Geçiş sırasında oluşacak riskler, finansal kurumların varlık tarafında gerçekleşiyor. Düşük-karbon ekonomisi etrafında inşa edilmemiş iş modellerine sahip firmaların kayıpları, finansal kurumların varlıklarında zarara neden oluyor. Şu anda bile bu tip firmaların kazançlarının teknolojik değişim ve iklim değişikliğiyle mücadeleye yönelik politikalara paralel olarak tüketici ve yatırımcı taleplerindeki değişim nedeniyle düştüğünü, işlerin kesintiye uğradığını ve finansman maliyetlerinin arttığını görüyoruz. Örneğin kömür üreticileri, karbon emisyonlarını kontrol etmeyi amaçlayan yeni veya beklenen politikalarla zaten karşılaşıyor. Bazı büyük bankalar yeni kömür santralleri için finansman sağlamama sözü verdiler bile. ABD kömür madenciliği şirketlerinin hisse fiyatları, bu karbon emisyon etkisini ve yüksek finansman maliyetlerini yansıtıyor ve temiz enerji varlıklarına sahip şirketlere göre daha düşük performans gösteriyor.

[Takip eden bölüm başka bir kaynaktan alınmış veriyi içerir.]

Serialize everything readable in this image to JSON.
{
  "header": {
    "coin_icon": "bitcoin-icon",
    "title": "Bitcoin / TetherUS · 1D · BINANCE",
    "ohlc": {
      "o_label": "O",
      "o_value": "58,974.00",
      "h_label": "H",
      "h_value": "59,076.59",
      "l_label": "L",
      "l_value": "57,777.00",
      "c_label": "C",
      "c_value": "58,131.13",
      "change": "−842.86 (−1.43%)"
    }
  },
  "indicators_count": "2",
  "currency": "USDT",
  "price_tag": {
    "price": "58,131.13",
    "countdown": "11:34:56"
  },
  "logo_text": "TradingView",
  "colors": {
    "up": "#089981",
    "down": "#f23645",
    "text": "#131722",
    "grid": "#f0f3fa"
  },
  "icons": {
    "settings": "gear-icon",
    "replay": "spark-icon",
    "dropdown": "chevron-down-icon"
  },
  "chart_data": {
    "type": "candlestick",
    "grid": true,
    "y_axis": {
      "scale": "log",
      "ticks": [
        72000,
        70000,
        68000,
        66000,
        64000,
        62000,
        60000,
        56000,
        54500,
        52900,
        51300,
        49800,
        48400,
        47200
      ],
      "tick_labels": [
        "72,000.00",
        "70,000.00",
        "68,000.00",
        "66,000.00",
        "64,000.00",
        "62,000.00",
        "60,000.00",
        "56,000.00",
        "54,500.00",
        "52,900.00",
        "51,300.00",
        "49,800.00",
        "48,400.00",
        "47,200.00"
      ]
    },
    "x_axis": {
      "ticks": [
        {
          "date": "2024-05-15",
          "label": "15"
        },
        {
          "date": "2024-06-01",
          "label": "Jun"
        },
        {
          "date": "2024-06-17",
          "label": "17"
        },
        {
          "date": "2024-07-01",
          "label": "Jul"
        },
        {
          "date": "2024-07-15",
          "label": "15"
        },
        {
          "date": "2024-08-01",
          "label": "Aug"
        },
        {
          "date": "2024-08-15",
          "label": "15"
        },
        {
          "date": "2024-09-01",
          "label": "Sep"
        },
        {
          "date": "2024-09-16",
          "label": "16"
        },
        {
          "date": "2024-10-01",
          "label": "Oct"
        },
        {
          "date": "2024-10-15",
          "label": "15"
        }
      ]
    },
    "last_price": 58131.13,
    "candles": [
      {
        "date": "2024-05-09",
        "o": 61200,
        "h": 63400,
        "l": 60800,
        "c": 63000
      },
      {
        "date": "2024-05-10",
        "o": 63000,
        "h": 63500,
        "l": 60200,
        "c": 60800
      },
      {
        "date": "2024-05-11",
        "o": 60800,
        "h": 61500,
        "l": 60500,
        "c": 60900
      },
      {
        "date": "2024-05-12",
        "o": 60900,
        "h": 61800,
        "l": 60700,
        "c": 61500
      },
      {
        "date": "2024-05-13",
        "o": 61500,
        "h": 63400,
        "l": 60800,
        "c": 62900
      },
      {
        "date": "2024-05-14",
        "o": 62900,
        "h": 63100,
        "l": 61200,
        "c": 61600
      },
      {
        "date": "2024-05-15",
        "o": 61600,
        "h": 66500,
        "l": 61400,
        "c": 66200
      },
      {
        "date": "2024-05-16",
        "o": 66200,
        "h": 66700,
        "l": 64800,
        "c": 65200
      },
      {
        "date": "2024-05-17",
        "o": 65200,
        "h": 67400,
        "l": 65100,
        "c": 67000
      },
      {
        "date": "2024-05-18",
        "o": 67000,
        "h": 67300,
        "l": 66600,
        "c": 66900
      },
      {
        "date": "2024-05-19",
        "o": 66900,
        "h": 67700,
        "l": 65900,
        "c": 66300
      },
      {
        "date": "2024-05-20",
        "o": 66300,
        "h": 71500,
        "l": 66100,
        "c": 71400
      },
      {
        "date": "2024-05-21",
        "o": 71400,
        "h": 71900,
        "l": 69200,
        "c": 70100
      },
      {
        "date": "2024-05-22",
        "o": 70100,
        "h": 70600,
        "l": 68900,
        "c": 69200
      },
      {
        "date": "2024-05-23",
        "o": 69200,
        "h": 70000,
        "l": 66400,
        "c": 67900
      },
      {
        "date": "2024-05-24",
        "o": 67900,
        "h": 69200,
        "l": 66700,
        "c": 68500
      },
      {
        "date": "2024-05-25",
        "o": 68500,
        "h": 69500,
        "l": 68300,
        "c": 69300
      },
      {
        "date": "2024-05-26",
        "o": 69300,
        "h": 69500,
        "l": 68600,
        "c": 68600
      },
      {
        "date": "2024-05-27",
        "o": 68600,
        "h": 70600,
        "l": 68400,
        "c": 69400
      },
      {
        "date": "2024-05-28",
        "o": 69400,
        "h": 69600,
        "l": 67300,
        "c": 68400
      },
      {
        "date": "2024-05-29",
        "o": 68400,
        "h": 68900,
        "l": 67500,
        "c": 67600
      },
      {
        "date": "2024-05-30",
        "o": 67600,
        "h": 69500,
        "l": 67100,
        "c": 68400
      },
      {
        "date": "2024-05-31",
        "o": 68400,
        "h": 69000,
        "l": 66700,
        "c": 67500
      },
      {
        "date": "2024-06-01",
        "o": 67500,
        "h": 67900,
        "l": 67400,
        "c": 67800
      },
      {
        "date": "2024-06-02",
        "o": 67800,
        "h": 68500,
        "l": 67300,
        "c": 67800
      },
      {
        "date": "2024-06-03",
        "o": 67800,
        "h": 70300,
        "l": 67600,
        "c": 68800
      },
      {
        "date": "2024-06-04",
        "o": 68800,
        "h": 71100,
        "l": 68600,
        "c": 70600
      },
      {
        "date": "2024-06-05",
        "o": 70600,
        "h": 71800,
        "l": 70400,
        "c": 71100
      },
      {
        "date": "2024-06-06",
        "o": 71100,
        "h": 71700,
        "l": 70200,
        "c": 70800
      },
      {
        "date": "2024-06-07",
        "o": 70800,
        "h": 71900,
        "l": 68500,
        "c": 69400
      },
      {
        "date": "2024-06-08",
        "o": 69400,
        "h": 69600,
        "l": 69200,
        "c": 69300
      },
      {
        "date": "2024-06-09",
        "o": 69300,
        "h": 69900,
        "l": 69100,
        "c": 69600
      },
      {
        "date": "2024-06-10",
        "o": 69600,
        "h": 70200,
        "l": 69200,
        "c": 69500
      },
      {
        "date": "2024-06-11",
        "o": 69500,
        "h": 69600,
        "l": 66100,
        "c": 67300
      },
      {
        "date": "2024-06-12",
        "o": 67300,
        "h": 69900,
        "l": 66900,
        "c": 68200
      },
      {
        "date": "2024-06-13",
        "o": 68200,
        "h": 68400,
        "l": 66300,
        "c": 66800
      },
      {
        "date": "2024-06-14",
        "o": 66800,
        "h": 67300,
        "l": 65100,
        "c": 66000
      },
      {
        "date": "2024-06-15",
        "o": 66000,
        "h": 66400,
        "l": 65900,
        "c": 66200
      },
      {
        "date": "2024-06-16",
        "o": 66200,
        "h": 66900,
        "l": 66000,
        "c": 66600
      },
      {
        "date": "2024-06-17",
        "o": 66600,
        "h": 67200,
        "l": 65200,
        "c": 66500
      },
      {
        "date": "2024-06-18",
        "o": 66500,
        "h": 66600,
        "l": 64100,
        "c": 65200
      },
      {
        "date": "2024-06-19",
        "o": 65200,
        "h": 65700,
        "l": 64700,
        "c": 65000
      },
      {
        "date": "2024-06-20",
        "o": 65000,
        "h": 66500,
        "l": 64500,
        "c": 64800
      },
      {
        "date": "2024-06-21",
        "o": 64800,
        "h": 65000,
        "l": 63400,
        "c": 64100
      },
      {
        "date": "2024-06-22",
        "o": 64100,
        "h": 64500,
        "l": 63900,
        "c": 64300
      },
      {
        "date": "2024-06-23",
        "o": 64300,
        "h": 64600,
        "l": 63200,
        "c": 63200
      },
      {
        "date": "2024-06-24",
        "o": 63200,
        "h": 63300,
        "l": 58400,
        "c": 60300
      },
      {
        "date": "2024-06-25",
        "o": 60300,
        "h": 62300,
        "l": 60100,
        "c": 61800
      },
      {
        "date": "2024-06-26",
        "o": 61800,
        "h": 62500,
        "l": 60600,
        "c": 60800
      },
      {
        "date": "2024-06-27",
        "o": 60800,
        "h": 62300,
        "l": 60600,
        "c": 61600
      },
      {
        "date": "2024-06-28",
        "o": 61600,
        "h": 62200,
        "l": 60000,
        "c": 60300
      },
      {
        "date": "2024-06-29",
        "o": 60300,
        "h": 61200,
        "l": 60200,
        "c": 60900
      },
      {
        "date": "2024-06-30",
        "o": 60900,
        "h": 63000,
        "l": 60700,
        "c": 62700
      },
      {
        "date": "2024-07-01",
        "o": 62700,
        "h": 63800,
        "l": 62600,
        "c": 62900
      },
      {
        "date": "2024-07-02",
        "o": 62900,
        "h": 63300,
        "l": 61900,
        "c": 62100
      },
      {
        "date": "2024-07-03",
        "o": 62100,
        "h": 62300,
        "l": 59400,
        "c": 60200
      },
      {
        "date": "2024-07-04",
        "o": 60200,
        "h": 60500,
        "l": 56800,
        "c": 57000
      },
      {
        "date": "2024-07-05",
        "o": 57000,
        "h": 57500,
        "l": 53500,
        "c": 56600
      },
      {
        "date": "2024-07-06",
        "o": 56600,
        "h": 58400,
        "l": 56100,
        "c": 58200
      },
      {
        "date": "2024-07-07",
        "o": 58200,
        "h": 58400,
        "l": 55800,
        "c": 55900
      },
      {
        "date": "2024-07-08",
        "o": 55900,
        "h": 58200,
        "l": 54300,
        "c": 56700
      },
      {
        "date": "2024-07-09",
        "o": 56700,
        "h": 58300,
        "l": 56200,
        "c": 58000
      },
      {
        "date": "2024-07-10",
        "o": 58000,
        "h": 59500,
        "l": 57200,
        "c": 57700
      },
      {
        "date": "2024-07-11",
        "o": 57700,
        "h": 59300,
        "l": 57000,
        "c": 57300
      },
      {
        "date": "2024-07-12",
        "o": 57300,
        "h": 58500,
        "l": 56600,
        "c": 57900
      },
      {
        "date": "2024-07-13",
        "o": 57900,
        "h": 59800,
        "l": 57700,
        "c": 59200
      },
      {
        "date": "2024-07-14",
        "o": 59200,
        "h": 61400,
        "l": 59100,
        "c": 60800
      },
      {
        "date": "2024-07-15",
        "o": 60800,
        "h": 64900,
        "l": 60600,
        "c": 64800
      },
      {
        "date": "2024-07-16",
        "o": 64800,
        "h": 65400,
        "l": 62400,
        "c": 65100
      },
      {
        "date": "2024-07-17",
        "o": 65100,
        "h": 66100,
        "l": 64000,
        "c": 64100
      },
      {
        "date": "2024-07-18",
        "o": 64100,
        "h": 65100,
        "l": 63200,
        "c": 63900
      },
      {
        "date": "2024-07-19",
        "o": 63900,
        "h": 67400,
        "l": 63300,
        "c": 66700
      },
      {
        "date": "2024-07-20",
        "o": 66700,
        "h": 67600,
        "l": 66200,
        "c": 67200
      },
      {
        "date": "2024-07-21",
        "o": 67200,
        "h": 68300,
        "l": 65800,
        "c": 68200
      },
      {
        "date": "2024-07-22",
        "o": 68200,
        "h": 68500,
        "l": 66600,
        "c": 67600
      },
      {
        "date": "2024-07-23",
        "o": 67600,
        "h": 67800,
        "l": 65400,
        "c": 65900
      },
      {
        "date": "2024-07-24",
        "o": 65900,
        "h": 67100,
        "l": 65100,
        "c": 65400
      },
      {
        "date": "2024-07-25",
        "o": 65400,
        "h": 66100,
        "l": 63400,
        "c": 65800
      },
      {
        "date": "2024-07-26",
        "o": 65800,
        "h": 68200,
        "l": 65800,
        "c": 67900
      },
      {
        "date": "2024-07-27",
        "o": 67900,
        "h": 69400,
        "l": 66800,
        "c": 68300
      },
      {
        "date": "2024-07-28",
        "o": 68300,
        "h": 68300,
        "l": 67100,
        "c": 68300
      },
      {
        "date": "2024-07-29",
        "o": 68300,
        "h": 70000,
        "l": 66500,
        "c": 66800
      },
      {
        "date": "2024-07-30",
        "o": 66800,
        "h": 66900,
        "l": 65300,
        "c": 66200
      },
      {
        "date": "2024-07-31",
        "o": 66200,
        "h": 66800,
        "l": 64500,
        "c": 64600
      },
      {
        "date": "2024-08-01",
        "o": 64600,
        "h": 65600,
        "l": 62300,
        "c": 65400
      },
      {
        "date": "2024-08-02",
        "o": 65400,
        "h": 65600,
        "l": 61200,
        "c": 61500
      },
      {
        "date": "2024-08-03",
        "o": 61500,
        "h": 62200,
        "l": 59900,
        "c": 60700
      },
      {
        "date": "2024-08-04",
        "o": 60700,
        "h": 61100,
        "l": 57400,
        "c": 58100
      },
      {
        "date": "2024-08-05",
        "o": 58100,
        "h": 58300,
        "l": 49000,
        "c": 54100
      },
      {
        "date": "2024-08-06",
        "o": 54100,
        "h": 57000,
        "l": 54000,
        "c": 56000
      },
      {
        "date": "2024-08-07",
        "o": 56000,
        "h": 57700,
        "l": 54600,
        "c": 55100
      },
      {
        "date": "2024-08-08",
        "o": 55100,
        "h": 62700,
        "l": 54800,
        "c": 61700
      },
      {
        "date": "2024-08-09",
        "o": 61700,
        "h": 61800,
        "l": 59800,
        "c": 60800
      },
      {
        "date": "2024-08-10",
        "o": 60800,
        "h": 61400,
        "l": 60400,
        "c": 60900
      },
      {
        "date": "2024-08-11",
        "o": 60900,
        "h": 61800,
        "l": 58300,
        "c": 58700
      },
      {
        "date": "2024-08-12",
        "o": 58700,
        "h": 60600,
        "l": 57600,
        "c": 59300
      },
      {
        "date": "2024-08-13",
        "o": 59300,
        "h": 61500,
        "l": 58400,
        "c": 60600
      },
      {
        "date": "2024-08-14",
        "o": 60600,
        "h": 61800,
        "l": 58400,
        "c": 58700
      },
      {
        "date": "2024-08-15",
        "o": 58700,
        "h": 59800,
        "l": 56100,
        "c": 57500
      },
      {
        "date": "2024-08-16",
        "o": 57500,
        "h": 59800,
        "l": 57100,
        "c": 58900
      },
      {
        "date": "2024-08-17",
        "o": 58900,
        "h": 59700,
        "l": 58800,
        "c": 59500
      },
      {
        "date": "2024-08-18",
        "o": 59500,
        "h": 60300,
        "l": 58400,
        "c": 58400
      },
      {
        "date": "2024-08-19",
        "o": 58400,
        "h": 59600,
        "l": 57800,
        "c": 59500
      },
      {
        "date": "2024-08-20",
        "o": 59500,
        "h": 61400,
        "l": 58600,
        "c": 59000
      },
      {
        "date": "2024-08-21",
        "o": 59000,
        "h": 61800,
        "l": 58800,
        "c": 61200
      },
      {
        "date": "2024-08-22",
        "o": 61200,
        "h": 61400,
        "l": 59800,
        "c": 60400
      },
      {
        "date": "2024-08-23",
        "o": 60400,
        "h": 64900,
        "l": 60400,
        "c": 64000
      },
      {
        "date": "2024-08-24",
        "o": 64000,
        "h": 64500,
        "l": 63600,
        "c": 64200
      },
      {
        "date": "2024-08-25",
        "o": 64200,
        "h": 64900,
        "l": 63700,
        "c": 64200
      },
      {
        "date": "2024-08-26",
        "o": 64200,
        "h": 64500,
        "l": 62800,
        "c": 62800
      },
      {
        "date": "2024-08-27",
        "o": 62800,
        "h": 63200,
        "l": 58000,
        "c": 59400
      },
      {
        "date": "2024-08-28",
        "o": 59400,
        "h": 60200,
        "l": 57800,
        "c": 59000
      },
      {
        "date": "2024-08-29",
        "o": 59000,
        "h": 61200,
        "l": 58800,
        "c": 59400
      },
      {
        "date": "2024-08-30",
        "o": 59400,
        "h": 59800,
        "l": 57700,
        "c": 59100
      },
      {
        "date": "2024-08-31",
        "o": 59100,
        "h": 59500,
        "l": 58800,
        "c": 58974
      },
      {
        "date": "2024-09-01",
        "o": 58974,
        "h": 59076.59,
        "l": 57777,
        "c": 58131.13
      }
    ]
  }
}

Düşük-karbonlu bir ekonomiye geçişin ani, kötü tasarlanmış veya küresel olarak koordine edilmediği bir ortamda, uluslararası ticarette kesintilerle birlikte ortaya çıkması durumunda ekonomi genelinde de risklerle karşılaşmak mümkün. Varlık fiyatlarının, geçişe yönelik beklenmedik gerçekleşmeler doğrultusunda veya fiziksel riskleri yansıtacak şekilde hızla ayarlanması, finansal istikrar endişelerini de ortaya çıkarıyor. Bu nedenle, düşük-karbonlu ekonomiye dönüşümün uzun vadeli stratejilerini yalnızca teknolojik bir dönüşüm olarak görülmemesi, finansal planlamayı da içeren kapsamlı bir tasarımın yapılması kritik önemde.

Piyasaların iklim değişikliği risklerini kısmen fiyatlandırdığına dair bazı kanıtlar var, ancak varlık fiyatları, küresel ısınmayı 2˚C veya daha altında sınırlandırmak için gereken potansiyel hasar ve politika eyleminin kapsamını henüz tam olarak yansıtmıyor. Tahmin bile edemeyeceğimiz yeşil kuğu risklerin ortaya çıkması da mümkün. İşte tam burada lafı, finansal istikrarın önemini 2008 yılında “Büyük Resesyon” ile test etmiş olan merkez bankalarının rolüne getirebiliriz. Dünyada merkez bankaları ve finansal düzenleyiciler, iklim değişikliğinin finansal istikrar üzerindeki etkilerini giderek daha fazla kabul ediyorlar. Bir sonraki yazımız da merkez bankalarının iklim değişikliğine bakışlarına daha ayrıntılı değineceğiz. Belki sonra bir gün, Türkiye Cumhuriyet Merkez Bankası’nın iklim değişikliğine bakışını da konuşuruz.

Yazı: Zeynep Kantur

* “Yeşil kuğu” kavramı, Nassim Nicholas Taleb (2007) tarafından tanımlanan “siyah kuğu” kavramından ilham alıyor. Siyah kuğu olaylarının üç özelliği vardır: (i) beklenmedik ve nadirdir, dolayısıyla normal beklentilerin dışında yer alırlar; (ii) etkileri geniş kapsamlı veya aşırıdır; (iii) ancak gerçekleştikten sonra açıklanabilirler.